My Problem
I need to find the plane which best fits a given number of points (at least 3) and that must contain the origin. I'm supposed to do this with the least squares method, but i can also use something else. I got it working for some cases by using the SVD to compute the pseudoinverse. To explain my notation: the given points are $p_1,...,p_n$ and the $x$-coordinate of the point $p_i$ is denoted by $p_i^x$. The equation of the plane is of the form $z = rx + sy$, which goes through the origin for any $r,s \in \mathbb{R}$.
My approach
My basic idea is $Ax = b$ (where $x$ is the vector that contains the paramters $r$ and $s$ and $A$ and $b$ are defined down below).

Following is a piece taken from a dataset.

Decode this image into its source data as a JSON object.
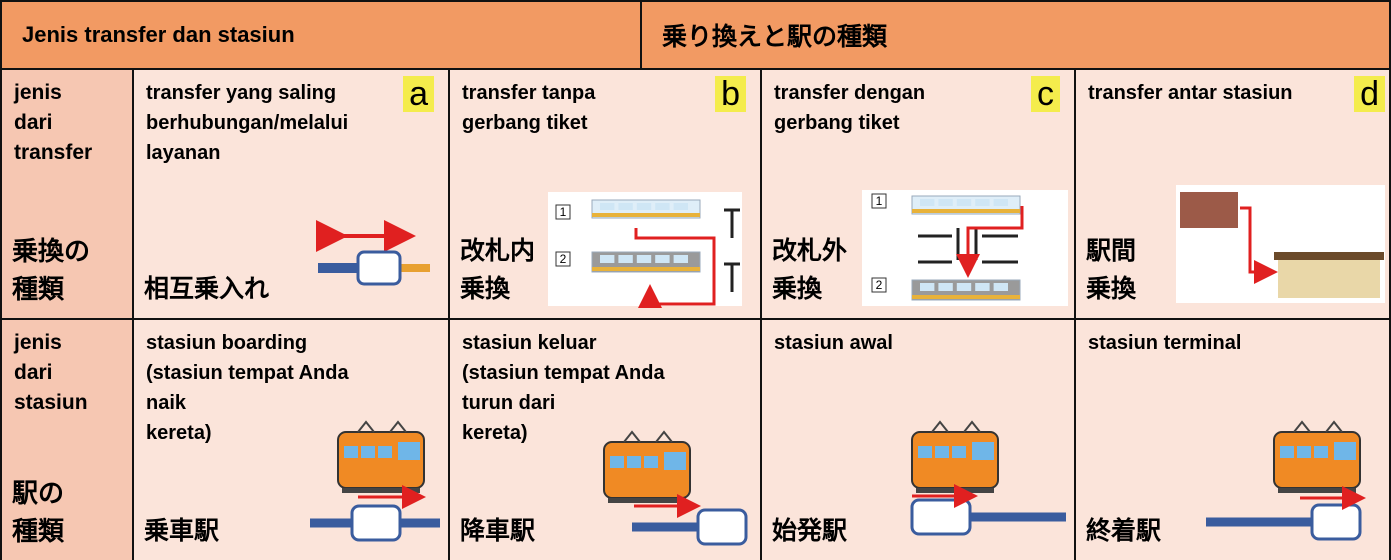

I defined the matrix $A$ like the following : $$ A = \left(\begin{matrix}p_1^x & p_1^y \\ p_2^x & p_2^y \\ \vdots & \vdots \\ p_n^x & p_n^y\end{matrix}\right)$$ Now i took the pseudoinverse of $A$ and multiplied it with the vector $b$, where $b$ is: $$b = \left(\begin{matrix} p_1^z \\ p_2^z \\ \vdots \\ p_n^z\end{matrix}\right)$$ The result of this a vector with the parameters for the plane $z = r\cdot x + s\cdot y$: $$\left( \begin{matrix} r \\ s\end{matrix}\right) = A^+b$$ (where $A^+$ is the pseudoinverse). As mentioned this works sometimes, but i found an example where it doesn't work: $$p_1 = \left(\begin{matrix} 5 \\ 5 \\ 5 \end{matrix}\right) \qquad p_2 = \left(\begin{matrix} 6 \\ 6 \\ 3 \end{matrix}\right) \qquad p_3 = \left(\begin{matrix} 4 \\ 4 \\ 7 \end{matrix}\right)$$ My methods yield the equation $z = 0.461038x + 0.461038y$ (rounded). But the plane $z = 0.5x + 0.5y$ would be better because it minimizes the distances even more. I constructed this example myself to test, if my method is working.
Question
What's wrong with my method? What do i have to change? Or should i use another approach and if so, how?